L'élégant informaticien réalise son premier coup d'éclat en 2001. Il épingle les pratiques d'un golden boy de la côte d'Azur qui détournait les fonds de ses clients dont un certain Michael Schumacher. Un tour de force qui lui vaut d'être promu en 2005 à Genève, dans le saint des saints de la banque helvétique. Moins de trois ans plus tard, il sort de sa réserve et dénonce un système : des opérations opaques organisées pour brouiller les pistes des clients fortunés. "Un client normal ne va pas à la banque pour que l'on perde sa trace. Mais dans la banque privée, c'est ce qu'on fait", explique-t-il alors.
Une fois le doigt mis dans l'engrenage, la riposte s'organise. La justice suisse lance un mandat d'arrêt international contre lui. Réfugié dans sa maison de vacances du sud de la France, il trouve en Éric de Montgolfier une planche de salut. Le procureur parvient à dissuader Michèle Alliot-Marie d'accéder aux requêtes de Genève avant d'ouvrir une enquête sur l'un des plus gros dossiers d'évasion fiscale de l'histoire. Sous la houlette de Jean-Christophe Lagarde, le ministère des Finances transmet la liste à d'autres pays, comme la Grèce où elle provoque un scandale national dans un contexte de crise économique.
Le récit de ses pérégrinations est digne d'un roman d'espionnage. "Il avait obtenu accès à des données cryptées qui n'ont plus été cryptées pendant un court moment. Il se les procure puis essaie de partir avec sa maîtresse pour les vendre au Liban, ça ne marche pas. Il revient en Suisse, qui veut l'arrêter, le met sur écoute, il s'en rend compte, mais au même moment il est en relation avec les services secrets français, il se réfugie en France et décide de se transformer en lanceur d'alerte. Il transmet ses fichiers au fisc français", a résumé Gérard Davet, l'un des journalistes du Monde coauteur de l'enquête, sur France Inter lundi.
Son combat solitaire contre la finance mondialisée lui a donné le goût de l'action collective et de la politique. Il alterne entre "Nouvelle Donne" le mouvement souverainiste de Nicolas Dupont-Aignan et la gauche radicale tendance Podemos en Espagne et ne cache pas sa "sympathie" pour la sénatrice PS Marie-Noëlle Lienemann ou encore le député PS Yann Galut. Lors des dernières Européennes, il est même tête de liste en Espagne sous les couleurs de Partito X, une formation née du mouvement des "Indignés", mais n'a pas été élu. Le parti anti-libéral Podemos a annoncé lundi qu'il allait lui commander un rapport sur la lutte contre la fraude fiscale.

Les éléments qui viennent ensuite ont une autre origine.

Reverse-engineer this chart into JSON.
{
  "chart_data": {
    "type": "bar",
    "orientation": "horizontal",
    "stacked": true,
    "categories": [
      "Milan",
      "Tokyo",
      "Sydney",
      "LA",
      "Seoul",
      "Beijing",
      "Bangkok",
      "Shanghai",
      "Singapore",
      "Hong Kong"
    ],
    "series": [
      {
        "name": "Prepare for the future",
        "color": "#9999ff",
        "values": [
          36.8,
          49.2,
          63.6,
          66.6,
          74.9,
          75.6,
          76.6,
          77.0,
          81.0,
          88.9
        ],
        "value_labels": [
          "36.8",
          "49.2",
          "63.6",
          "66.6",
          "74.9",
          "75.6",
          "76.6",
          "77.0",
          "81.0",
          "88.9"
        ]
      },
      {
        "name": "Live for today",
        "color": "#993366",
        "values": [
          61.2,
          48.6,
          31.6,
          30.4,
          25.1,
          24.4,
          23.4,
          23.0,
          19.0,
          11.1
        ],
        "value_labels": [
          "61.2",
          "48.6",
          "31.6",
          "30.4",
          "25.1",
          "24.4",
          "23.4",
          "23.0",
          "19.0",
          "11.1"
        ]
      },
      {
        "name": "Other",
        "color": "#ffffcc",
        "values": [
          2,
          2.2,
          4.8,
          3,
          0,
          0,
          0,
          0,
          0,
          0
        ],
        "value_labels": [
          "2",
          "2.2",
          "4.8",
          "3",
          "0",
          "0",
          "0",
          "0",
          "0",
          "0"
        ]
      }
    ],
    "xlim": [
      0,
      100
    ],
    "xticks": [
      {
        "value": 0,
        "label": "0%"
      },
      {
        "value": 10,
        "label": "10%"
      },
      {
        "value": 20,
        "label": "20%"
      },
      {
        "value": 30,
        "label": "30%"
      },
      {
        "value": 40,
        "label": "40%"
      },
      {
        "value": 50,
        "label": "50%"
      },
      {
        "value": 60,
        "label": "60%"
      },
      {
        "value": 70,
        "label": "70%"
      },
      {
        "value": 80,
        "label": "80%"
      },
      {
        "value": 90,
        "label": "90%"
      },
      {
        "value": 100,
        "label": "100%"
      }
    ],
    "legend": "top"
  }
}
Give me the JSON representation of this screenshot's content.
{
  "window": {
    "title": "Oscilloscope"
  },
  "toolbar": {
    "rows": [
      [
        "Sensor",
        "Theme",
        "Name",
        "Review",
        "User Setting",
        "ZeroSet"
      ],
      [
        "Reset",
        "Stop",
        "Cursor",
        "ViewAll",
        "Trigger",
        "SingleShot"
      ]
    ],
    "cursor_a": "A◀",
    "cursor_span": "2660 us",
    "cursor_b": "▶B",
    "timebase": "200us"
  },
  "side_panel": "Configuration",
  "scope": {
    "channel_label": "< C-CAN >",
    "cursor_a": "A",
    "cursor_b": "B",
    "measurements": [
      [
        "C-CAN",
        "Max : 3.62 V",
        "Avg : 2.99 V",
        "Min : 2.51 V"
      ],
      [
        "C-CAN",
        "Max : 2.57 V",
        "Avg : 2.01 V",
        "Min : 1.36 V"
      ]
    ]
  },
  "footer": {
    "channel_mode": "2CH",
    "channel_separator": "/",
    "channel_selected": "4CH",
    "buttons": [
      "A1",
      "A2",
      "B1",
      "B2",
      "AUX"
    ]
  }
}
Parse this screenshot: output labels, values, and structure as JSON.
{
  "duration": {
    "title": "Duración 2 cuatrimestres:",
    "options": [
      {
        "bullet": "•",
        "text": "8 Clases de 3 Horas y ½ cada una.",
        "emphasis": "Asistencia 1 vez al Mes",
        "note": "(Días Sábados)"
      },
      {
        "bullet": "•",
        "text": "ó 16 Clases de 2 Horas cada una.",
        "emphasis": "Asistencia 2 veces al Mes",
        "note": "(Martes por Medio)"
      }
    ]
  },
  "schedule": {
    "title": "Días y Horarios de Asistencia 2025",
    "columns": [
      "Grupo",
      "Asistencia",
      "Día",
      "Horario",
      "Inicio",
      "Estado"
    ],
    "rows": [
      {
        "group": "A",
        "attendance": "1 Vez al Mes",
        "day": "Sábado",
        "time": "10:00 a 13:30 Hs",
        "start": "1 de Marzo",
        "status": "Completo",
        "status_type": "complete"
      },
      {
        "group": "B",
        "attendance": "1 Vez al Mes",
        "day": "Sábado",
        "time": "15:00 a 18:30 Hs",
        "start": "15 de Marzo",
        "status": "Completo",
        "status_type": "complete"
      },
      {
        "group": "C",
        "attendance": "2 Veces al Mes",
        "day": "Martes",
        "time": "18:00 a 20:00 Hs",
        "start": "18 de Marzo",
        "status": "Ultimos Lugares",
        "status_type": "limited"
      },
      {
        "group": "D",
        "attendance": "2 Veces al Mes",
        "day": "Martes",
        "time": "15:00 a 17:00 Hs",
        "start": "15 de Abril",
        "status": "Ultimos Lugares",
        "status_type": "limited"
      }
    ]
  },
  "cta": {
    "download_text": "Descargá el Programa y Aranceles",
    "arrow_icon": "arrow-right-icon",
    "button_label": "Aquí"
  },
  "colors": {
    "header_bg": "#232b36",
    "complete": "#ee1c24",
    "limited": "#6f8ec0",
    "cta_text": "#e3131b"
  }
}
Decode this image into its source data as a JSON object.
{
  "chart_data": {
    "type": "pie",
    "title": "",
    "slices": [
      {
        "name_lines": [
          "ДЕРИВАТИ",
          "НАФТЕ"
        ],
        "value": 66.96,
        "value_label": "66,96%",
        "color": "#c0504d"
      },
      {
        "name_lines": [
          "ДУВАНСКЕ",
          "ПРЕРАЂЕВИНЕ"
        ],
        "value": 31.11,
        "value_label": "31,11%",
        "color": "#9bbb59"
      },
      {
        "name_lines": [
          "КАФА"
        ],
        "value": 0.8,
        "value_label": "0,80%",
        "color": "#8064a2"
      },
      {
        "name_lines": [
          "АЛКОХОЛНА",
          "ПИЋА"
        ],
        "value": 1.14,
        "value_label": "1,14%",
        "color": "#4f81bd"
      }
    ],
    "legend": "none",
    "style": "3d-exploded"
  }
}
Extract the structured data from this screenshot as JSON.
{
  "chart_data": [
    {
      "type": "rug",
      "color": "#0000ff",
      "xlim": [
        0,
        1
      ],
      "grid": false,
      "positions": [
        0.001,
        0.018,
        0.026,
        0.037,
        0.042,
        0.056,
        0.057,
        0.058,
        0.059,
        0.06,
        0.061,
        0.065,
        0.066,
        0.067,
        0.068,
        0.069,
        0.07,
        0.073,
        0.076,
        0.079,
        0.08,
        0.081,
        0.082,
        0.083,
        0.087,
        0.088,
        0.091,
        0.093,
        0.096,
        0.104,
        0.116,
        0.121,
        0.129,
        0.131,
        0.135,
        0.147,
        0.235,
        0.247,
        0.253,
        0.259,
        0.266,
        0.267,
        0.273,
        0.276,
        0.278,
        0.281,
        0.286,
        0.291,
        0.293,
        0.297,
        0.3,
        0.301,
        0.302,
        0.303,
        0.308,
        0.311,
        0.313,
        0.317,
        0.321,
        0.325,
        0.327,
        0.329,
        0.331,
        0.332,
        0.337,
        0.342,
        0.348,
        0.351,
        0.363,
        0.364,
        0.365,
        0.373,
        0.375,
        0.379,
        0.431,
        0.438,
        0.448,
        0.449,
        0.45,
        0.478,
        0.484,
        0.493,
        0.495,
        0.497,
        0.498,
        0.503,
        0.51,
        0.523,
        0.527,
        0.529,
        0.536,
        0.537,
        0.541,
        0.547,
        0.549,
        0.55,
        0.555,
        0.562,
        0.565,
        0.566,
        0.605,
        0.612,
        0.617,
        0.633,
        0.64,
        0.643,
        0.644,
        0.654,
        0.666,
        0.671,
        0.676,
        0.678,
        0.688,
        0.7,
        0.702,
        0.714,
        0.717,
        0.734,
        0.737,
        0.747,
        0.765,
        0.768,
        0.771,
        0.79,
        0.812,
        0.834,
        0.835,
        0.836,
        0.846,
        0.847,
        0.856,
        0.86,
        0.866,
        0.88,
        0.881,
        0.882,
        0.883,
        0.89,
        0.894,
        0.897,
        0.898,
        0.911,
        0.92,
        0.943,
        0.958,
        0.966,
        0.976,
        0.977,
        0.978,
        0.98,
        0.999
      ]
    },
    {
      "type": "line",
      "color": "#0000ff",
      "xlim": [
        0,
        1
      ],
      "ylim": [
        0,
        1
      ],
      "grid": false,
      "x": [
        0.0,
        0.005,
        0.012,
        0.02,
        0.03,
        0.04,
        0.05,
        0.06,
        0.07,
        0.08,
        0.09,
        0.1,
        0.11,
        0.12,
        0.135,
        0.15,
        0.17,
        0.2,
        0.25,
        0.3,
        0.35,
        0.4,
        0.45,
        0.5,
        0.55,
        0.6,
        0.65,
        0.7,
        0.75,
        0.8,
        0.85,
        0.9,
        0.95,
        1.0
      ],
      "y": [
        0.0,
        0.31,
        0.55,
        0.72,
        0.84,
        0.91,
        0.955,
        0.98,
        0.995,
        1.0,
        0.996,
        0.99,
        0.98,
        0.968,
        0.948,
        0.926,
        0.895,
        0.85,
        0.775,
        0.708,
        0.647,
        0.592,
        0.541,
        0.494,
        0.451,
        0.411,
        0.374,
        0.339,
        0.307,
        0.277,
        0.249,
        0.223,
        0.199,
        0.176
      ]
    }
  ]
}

La presse suisse met, elle, en valeur "les bisbilles" d'Hervé Falciani avec son employeur "au sujet de son salaire". Certains articles s'attachent à le décrire comme "séducteur" et "pragmatique", en récusant le portrait "idéaliste" fait de lui en France. Même si, dans le portrait qu'il lui consacre, Le Monde explique qu'"il a été successivement informaticien, détrousseur de données sensibles, chevalier blanc, mythomane, manipulateur, lanceur d'alerte puis victime du système" et le décrit volontiers en "flambeur, joueur de poker patenté, dragueur de piscine", en somme "pas forcément le genre de type à qui l'on confie les secrets de l'une des plus puissantes banques mondiales privées".
Lui n'en a cure et s'évertue depuis plusieurs mois à jeter des ponts entre l'administration fiscale de Bercy et l'Institut national de recherche en informatique et automatique où il a travaillé pendant des années. Avec le rêve de voir un jour les justices et les fiscs s'unir au sein d'un "Hadopi financier".